Earthling has just what I like in a graphic novel: colorful, vibrant art and a story to match. Nine year old Bud moves with his dad to a new home, and he's pretty nervous about it, particularly his first day at his new school. Little does he know that he is in for a first day unlike any other...
While waiting at the bus stop, Bud mistakenly boards a bus on its way to outer space school: Cosmos Academy, to be specific. At Cosmos, alien kids from all manner of planets intermingle - all planets except Earth, that is. Bud quickly learns that the aliens at Cosmos all believe Earthlings are the terror of the galaxy, and the principal in particular has a vendetta against them. Bud quickly befriends an alien named Gort, who keeps his secret and tells him to pretend to be a Tenarian, a race of aliens that are more reclusive.
Bud and his new friend concoct a plan to get him back home, which involves winning the school's Zero-Ball competition so they can hop a ride back into space on their way to the finals and hopefully catch a ship back to Earth. Amid this main storyline, Bud also has to contend with bullies, the suspicion of the principal, and the fear that he will give himself away as an Earthling.
I loved how much fun Fearing had with both the story and the art.
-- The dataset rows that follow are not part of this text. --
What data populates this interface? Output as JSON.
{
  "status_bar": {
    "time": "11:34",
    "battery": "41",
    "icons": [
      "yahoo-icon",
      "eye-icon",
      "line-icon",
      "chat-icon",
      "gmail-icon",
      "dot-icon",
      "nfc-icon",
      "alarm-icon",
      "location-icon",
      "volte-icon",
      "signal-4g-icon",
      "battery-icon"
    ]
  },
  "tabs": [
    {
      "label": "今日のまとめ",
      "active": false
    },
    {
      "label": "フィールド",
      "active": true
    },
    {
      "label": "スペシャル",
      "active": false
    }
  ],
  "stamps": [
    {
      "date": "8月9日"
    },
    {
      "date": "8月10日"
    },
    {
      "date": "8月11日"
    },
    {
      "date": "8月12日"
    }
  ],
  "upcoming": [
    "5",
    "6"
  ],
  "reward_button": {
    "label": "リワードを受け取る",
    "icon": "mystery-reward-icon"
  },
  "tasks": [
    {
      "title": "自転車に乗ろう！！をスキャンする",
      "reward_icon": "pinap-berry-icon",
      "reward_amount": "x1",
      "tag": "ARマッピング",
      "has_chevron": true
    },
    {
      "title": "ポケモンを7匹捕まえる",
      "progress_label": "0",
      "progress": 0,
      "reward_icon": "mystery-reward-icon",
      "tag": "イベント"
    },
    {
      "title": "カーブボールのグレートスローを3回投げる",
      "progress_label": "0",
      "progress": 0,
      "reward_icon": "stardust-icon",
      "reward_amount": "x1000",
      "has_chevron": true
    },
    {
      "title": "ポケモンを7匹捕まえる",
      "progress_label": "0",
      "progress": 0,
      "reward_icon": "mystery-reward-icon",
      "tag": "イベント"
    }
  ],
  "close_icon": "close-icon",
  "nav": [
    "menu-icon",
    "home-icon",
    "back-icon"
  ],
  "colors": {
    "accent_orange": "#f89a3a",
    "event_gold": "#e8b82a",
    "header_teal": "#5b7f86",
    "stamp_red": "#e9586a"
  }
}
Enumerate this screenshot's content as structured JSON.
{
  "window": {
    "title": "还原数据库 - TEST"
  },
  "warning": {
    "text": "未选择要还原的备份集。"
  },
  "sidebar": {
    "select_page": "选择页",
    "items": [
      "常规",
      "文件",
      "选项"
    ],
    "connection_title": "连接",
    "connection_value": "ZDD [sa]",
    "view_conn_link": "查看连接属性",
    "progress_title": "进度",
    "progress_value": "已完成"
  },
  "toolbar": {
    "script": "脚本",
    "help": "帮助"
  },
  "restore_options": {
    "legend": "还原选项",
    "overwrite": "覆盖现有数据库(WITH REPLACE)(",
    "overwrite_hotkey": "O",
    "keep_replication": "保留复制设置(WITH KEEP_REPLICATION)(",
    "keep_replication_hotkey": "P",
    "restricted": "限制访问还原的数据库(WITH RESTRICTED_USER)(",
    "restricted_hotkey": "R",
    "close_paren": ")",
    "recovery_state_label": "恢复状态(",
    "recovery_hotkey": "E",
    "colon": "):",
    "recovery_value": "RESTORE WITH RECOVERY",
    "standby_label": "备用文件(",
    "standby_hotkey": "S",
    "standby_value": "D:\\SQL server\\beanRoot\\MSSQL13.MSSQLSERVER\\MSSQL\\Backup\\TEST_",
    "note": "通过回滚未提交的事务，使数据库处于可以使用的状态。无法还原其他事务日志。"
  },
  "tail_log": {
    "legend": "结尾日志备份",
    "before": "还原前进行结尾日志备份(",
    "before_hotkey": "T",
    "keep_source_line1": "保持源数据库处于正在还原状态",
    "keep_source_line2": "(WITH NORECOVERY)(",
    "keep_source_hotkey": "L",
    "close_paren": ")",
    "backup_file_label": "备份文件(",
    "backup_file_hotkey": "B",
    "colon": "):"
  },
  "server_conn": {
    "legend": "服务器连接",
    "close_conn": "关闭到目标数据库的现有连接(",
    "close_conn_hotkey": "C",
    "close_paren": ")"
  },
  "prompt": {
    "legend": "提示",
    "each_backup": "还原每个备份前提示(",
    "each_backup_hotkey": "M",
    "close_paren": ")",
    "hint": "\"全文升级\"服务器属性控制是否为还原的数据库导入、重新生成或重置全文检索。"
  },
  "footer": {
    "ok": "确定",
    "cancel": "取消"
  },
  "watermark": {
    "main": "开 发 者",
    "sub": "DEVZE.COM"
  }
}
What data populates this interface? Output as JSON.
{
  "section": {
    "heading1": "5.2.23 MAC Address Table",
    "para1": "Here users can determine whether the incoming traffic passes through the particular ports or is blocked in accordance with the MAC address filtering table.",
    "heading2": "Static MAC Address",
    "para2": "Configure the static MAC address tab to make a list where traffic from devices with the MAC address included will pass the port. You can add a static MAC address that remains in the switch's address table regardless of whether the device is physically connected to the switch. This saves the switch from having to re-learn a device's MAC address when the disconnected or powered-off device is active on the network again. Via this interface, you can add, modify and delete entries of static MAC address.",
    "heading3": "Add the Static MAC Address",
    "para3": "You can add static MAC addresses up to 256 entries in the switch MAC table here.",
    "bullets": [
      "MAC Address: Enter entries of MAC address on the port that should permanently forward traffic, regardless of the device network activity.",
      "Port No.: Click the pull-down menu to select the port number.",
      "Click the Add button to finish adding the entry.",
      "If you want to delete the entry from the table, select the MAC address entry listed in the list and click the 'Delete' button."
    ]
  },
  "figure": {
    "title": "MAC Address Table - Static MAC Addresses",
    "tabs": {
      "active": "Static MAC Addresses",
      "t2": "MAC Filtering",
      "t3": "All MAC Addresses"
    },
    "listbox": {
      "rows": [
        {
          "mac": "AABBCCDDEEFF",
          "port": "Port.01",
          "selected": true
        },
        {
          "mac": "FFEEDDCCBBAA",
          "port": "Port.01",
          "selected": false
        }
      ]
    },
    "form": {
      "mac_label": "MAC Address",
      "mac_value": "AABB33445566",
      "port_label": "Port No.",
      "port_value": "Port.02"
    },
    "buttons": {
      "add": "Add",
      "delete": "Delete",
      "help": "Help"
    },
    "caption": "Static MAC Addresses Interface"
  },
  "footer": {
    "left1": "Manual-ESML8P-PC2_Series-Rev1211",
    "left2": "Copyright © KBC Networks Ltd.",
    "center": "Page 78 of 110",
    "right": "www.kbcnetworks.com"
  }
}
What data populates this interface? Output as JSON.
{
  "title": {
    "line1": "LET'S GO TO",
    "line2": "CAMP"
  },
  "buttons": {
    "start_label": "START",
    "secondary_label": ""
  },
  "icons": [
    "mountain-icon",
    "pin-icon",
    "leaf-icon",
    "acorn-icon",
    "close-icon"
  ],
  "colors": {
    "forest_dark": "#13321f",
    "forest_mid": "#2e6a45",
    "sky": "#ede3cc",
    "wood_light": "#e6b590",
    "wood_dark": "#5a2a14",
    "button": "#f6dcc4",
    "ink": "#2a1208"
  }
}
With so many different alien cultures as his disposal, he could be really creative with the way the aliens look and how they interact. (One alien race molts periodically and it causes a minor crisis for a Zero-Ball team.) He also clearly enjoyed creating fun, out there (pun intended) school rules. (When a child is expelled, he or she is placed in suspended animation.)
Fearing treads a lot of old ground (the underdogs try to win a special alien sport; a fish out of water has to find his way home) and some of the plot devices are obviously there just to keep the story moving (a basic piece of technology allows all aliens to understand each other), but it doesn't really matter. There's action and humor and pathos and all the other good stuff that is integral to a successful story. And have I mentioned how much I love the art? Fearing creates terrific facial expressions, and his aliens have tentacles and lots of eyes and all manner of oddities that make you want to look and look again.
This is a good pick for your reluctant readers for sure, and it's a pretty substantial book, so it feels like a real accomplishment to finish it. I read this on the heels of Legends of Zita the Spacegirl and I think they're good readalikes - they both have just the right amount of space wackiness coupled with an ordinary kid who becomes extraordinary.